Sunday, March 13, 2022

Brain Fart. March 13,2022

"A temporary mental lapse or failure to reason correctly"
What an inelegant phrase. I never ever thought it could or would pertain to me. Even "panic attack" is not any way I have ever thought of myself. At the risk of sounding arrogant, at 83 I do not feel I have ever felt so out of control as I did yesterday. Except of course, for my infamous trip to club Med in Martinique when I was recently divorced and 32. At that time, a fellow shared his hashish with me. I watched him open a cigarette after removing the filter, mixing the tobacco with the other brown material and rolling the same paper again and lighting it with his lighter, before offering it to me.
Actually that was the second time I was given an hallucenogenic substance after which I became so fearful and paranoid that I slept, in a communal room on a pallet at Su Casa in the Catskills, holding my shoe to protect myself from imagined perpetrators.
But neither of those experiences approached what I felt yesterday.
All of a sudden, I couldn't remember  simple responses to the question "What time are you being the docent at the ASU library tomorrow?"

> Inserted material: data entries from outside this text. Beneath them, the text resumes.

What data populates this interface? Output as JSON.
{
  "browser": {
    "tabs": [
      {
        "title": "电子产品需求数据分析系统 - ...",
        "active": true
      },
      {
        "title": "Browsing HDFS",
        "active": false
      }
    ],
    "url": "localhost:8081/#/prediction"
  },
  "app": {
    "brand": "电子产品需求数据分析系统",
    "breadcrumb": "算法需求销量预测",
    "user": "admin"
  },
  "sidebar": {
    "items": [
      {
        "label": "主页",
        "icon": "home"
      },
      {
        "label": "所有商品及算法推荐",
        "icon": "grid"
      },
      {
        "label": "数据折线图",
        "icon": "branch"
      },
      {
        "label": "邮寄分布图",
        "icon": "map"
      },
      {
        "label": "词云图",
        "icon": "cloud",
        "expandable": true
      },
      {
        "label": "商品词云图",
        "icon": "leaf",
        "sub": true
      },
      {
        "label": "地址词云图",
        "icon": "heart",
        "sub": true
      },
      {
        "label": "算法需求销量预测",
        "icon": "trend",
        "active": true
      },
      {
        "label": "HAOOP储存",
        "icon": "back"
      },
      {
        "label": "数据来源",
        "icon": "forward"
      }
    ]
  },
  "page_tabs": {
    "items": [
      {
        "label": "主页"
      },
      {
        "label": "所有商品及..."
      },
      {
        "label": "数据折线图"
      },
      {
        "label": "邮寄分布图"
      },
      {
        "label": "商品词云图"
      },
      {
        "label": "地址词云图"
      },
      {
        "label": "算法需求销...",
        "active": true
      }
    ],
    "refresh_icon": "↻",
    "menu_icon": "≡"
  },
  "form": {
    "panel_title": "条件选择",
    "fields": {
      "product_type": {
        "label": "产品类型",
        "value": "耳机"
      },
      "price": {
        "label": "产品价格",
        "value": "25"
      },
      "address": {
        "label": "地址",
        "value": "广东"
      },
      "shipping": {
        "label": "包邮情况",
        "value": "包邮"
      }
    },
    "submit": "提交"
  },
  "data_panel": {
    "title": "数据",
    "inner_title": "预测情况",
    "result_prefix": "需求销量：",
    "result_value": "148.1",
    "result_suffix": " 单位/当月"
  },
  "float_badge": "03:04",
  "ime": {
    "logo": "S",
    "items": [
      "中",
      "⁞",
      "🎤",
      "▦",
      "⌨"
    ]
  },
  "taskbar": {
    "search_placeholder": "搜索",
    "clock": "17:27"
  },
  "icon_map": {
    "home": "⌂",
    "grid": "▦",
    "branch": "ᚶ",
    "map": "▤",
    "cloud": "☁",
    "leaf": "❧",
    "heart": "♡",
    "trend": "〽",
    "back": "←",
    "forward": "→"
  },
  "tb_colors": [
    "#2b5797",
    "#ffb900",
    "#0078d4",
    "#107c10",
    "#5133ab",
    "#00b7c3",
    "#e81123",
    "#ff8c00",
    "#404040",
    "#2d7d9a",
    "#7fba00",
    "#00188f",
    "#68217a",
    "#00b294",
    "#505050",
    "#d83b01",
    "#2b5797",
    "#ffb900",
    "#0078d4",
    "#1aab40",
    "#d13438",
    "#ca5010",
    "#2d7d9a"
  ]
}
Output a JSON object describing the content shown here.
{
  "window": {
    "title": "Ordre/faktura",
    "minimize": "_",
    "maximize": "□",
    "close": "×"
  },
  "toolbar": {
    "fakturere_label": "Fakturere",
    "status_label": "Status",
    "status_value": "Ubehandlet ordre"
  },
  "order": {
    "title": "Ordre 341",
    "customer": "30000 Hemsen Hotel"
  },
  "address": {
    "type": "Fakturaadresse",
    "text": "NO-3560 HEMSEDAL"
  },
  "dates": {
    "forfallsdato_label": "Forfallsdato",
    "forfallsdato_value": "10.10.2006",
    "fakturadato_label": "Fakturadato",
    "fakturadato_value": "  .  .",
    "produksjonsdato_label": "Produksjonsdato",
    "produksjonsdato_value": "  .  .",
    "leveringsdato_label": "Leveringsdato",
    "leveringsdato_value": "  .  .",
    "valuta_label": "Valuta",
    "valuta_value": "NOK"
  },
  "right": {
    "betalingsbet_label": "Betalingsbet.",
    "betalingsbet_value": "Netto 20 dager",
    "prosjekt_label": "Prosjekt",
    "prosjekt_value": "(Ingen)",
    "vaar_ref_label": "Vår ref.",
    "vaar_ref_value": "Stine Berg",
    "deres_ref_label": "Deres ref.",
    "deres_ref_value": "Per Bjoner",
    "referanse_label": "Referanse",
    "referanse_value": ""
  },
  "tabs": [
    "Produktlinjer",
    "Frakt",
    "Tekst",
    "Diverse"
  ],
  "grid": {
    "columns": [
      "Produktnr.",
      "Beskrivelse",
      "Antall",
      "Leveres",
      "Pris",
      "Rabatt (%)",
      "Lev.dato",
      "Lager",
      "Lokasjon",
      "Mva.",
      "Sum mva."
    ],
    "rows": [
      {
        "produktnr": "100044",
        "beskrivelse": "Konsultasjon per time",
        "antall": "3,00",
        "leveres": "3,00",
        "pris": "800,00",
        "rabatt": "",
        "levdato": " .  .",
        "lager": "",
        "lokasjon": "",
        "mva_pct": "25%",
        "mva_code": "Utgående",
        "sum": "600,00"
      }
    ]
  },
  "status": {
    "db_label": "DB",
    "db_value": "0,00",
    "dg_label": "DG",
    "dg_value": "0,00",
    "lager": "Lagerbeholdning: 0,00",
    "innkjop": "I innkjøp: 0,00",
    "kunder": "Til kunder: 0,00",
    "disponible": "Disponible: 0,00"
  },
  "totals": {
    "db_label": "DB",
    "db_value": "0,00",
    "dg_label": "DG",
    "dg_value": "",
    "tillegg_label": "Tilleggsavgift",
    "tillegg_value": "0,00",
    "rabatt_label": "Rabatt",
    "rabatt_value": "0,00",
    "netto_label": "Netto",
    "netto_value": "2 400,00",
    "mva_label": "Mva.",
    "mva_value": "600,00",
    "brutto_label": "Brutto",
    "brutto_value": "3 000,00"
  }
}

My gym instructor was planning to listen to me discuss Father Patrick DuBois' investigations into the deaths of whole towns of Jewish residents by Nazi firing squads in Eastern Europe during WWII.
I checked my phone, finding the correct information, but the calendar felt alien to me. I didn't understand that it was March, not that it was Saturday. 
I said nothing and I walked, kind of dazed, to the elevator with a woman who had taken the class with me. She asked what floor I lived on and I had to struggle to find the appropriate answer. She pushed the elevator button for her floor and mine and I  exited first.
I had to orient myself in space to get tenuously, to my space, but I did.
I went to my tablet and reviewed the day. It was shortly after 2 PM. I was trying to program my phone's calendar to match what my synagogue's programming said I had participated in that morning, but I had difficlty translating EST into MT. Did I wake at 6 to get to the discussion by 7, or was it 8AM?
I couldn't figure it out. I asked my phone to clarify it for me. Next, I decided I must be hungry, so I made myself an English muffin with melted mozzarella cheese, spead both halves with tuna salad, set the table, poured myself some V-8, but sat instead on my sofa, feeling shaky.  I had no further plans for this sunny, brisk Arizona day, but I could not relax.
I was no longer hungry; I felt I did not want to be alone. I called my son Steve, I explained how I was feeling and asked him to keep me company for the afternoon. He said he understood I was feeling scared. I began to cry.
I knew it would take him at least a half hour to get himself together to come  with Chipper, "our" dog, who Steve was at that time walking in the park.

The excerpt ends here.